Compound rac-15: Mp 119 °C. 1H NMR (400 MHz, CDCl3): 1.64 (s, 3 H); 1.97 (t, 2 H, J = 5.5 Hz); 3.79 (dtt, 1 H, J 1 = 10 Hz, J 2 = 5.5 Hz, J 3 = 5 Hz); 3.90 (dtt, 1 H, J 1 = 10 Hz, J 2 = 5.5 Hz, J 3 = 5 Hz); 5.25 (t, 1 H, J = 6 Hz); 5.29 (t, 1 H, J = 6.5 Hz); 5.43 (t, 1 H, J = 6 Hz); 5.45 (d, 1 H, J = 6 Hz); 5.80 (d, 1 H, J = 6.5 Hz). 13C NMR (100 MHz, CDCl3): 29.1; 44.9; 59.7; 70.6; 90.5; 90.6; 91.7; 92.0; 93.7; 120.0; 233.1. FT-IR (ATR): 3363; 2978; 2893; 1958; 1870; 1457; 1413; 1378; 1298; 1153; 1083; 1054; 1014; 965; 881; 816; 662
cm-1. HRMS: for C13H14CrO5 calcd.: 302.0246; found: 302.0247.
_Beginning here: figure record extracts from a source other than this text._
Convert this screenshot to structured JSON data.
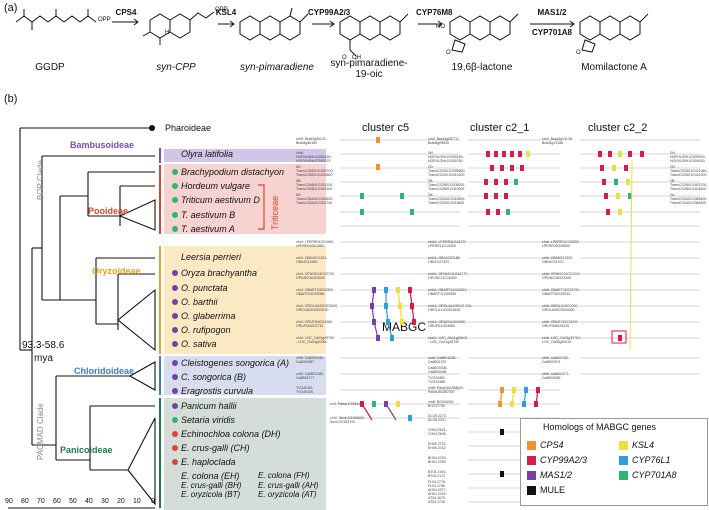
{
  "panel_a": {
    "letter": "(a)",
    "gene_steps": [
      "CPS4",
      "KSL4",
      "CYP99A2/3",
      "CYP76M8",
      "MAS1/2",
      "CYP701A8"
    ],
    "compounds": [
      "GGDP",
      "syn-CPP",
      "syn-pimaradiene",
      "syn-pimaradiene-19-oic",
      "19,6β-lactone",
      "Momilactone A"
    ],
    "substituents": [
      "OPP",
      "OPP",
      "H",
      "OH",
      "O",
      "HO",
      "O",
      "O"
    ]
  },
  "panel_b": {
    "letter": "(b)",
    "outgroup": "Pharoideae",
    "subfamilies": {
      "bambusoideae": "Bambusoideae",
      "pooideae": "Pooideae",
      "oryzoideae": "Oryzoideae",
      "chloridoideae": "Chloridoideae",
      "panicoideae": "Panicoideae"
    },
    "clades": {
      "bop": "BOP Clade",
      "pacmad": "PACMAD Clade"
    },
    "triticeae": "Triticeae",
    "divergence": "93.3-58.6",
    "divergence_unit": "mya",
    "taxa": [
      "Olyra latifolia",
      "Brachypodium distachyon",
      "Hordeum vulgare",
      "Triticum aestivum D",
      "T. aestivum B",
      "T. aestivum A",
      "Leersia perrieri",
      "Oryza brachyantha",
      "O. punctata",
      "O. barthii",
      "O. glaberrima",
      "O. rufipogon",
      "O. sativa",
      "Cleistogenes songorica (A)",
      "C. songorica (B)",
      "Eragrostis curvula",
      "Panicum hallii",
      "Setaria viridis",
      "Echinochloa colona (DH)",
      "E. crus-galli (CH)",
      "E. haploclada",
      "E. colona (EH)",
      "E. crus-galli (BH)",
      "E. oryzicola (BT)",
      "E. colona (FH)",
      "E. crus-galli (AH)",
      "E. oryzicola (AT)"
    ],
    "axis_ticks": [
      "90",
      "80",
      "70",
      "60",
      "50",
      "40",
      "30",
      "20",
      "10",
      "0"
    ],
    "clusters": [
      "cluster c5",
      "cluster c2_1",
      "cluster c2_2"
    ],
    "mabgc_label": "MABGC",
    "gene_labels_c5": [
      "chr5: Brad3g36131-",
      "Brad3g36160",
      "chr6:",
      "HORVU6Hr1G083180-",
      "HORVU6Hr1G083270",
      "6D:",
      "TraesCS6D01G330700-",
      "TraesCS6D01G330800",
      "6B:",
      "TraesCS6B01G331200-",
      "TraesCS6B01G331300",
      "6A:",
      "TraesCS6A01G332600-",
      "TraesCS6A01G332700",
      "chr4: LPERR04G01960-",
      "LPERR04G01980",
      "chr4: OB04G12320-",
      "OB04G12460",
      "chr4: OPUNC04G02700-",
      "OPUNC04G03000",
      "chr4: OBART04G02800-",
      "OBART04G03080",
      "chr4: ORGLA04G0203000-",
      "ORGLA04G0203100",
      "chr4: ORUFI04G02480-",
      "ORUFI04G02710",
      "chr4: LOC_Os04g09760",
      "- LOC_Os04g10060",
      "chr5: Ca6000445-",
      "Ca6000457",
      "chr5: Ca6B01180-",
      "Ca6B01177",
      "TVG40111-",
      "TVG40426",
      "chr1:Pahal.1G05410",
      "chr2: Sevir.2G153600-",
      "Sevir.2G153700"
    ],
    "gene_labels_c2_1": [
      "chr2: Brad3g05773-",
      "Brad3g05830",
      "2H:",
      "HORVU2Hr1G000180-",
      "HORVU2Hr1G000780",
      "2D:",
      "TraesCS2D01G008900-",
      "TraesCS2D01G010100",
      "2B:",
      "TraesCS2B01G008000-",
      "TraesCS2B01G010900",
      "2A:",
      "TraesCS2A01G010600-",
      "TraesCS2A01G013600",
      "chr11: LPERR11G19230-",
      "LPERR11G19300",
      "chr11: OB11G27180-",
      "OB11G27320",
      "chr11: OPUNC11G16270-",
      "OPUNC11G16400",
      "chr11: OBART11G20860-",
      "OBART11G20990",
      "chr11: ORGLA11G0161200-",
      "ORGLA11G0161500",
      "chr11: ORUFI11G04480-",
      "ORUFI11G04580",
      "chr11: LOC_Os11g45400",
      "- LOC_Os11g45740",
      "chr6: Ca6B01225-",
      "Ca6B01237",
      "Ca6B00306-",
      "Ca6B00086",
      "TVG23481-",
      "TVG23488",
      "chr8: Pahal.8G258600-",
      "Pahal.8G260700",
      "chr8: BG034000-",
      "BG237700",
      "DLG6.2272-",
      "DLG6.2321",
      "CH04.2621-",
      "CH04.2648",
      "EH06.2732-",
      "EH06.2742",
      "BH04.2230-",
      "BH04.2289",
      "BT04.2194-",
      "BT04.2172",
      "FL04.1776-",
      "FL04.1796",
      "AH04.2377-",
      "AH04.2249",
      "AT04.1673-",
      "AT04.1726"
    ],
    "gene_labels_c2_2": [
      "chr2: Brad3g13108-",
      "Brad3g13186",
      "2H:",
      "HORVU2Hr1G009030-",
      "HORVU2Hr1G009150",
      "2D:",
      "TraesCS2D01G421060-",
      "TraesCS2D01G421200",
      "2B:",
      "TraesCS2B01G403700-",
      "TraesCS2B01G404600",
      "2A:",
      "TraesCS2A01G384600-",
      "TraesCS2A01G384900",
      "chr6: LPERR06G36680-",
      "LPERR06G36850",
      "chr6: OB06G31920-",
      "OB06G31970",
      "chr6: OPUNC06G22240-",
      "OPUNC06G22400",
      "chr6: OBART06G25390-",
      "OBART06G25510",
      "chr6: ORGLA06G0200-",
      "ORGLA06G0204300",
      "chr6: ORUFI06G26090-",
      "ORUFI06G26120",
      "chr6: LOC_Os06g39784-",
      "LOC_Os06g40010",
      "chr5: Ca6000361-",
      "Ca6B00374",
      "chr5: Ca6000071-",
      "Ca6B00082"
    ],
    "legend": {
      "title": "Homologs of MABGC genes",
      "items": [
        {
          "label": "CPS4",
          "color": "#f0932b"
        },
        {
          "label": "KSL4",
          "color": "#e8e23a"
        },
        {
          "label": "CYP99A2/3",
          "color": "#d81b48"
        },
        {
          "label": "CYP76L1",
          "color": "#2e9fd8"
        },
        {
          "label": "MAS1/2",
          "color": "#7a3fa0"
        },
        {
          "label": "CYP701A8",
          "color": "#2bb673"
        },
        {
          "label": "MULE",
          "color": "#111111"
        }
      ]
    },
    "colors": {
      "bambusoideae": "#7a4fb3",
      "pooideae": "#e0442e",
      "oryzoideae": "#f0a020",
      "chloridoideae": "#3a7ec2",
      "panicoideae": "#1e7a4a",
      "band_bamb": "#cfc6ea",
      "band_pooid": "#f6d2d0",
      "band_oryz": "#fbe9c4",
      "band_chlor": "#d7dcee",
      "band_panic": "#d4ddd7",
      "dot_green": "#2bb673",
      "dot_purple": "#7a3fa0"
    }
  }
}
Compound rac-16: Mp 114 °C. 1H NMR (400 MHz, CDCl3): 1.60 (s, 3 H); 2.72 (d, 1 H, J = 16 Hz); 2.79 (d, 1 H, J = 16 Hz); 3.74 (s, 3 H); 5.22 (t, 2 H, J = 6.5 Hz); 5.46 (t, 1 H, J = 6.5 Hz); 5.62 (d, 1 H, J = 6.5 Hz); 5.68 (d, 1 H, J = 6.5 Hz). 13C NMR (100 MHz, CDCl3): 30.0; 46.6; 52.1; 70.9; 89.6; 89.7; 91.8; 92.1; 94.0; 117.9; 172.0; 232.7. FT-IR (ATR): 3482; 3092; 2954; 2927; 1958; 1866; 1854; 1713; 1457; 1438; 1412; 1374; 1342; 1207; 1180; 1095; 1069; 1049; 1009; 958; 857; 816; 660 cm-1. HRMS: for C14H14CrO6 calcd.: 330.0195; found: 330.0195.

14

Preliminary attempts to employ aldehydes instead of ketones under similar conditions were not successful. In these cases, only the reduced aldehydes (alcohols) and some pinacol-type coupling products were formed, and the unchanged fluorobenzene-Cr(CO)3 derivatives could be reisolated.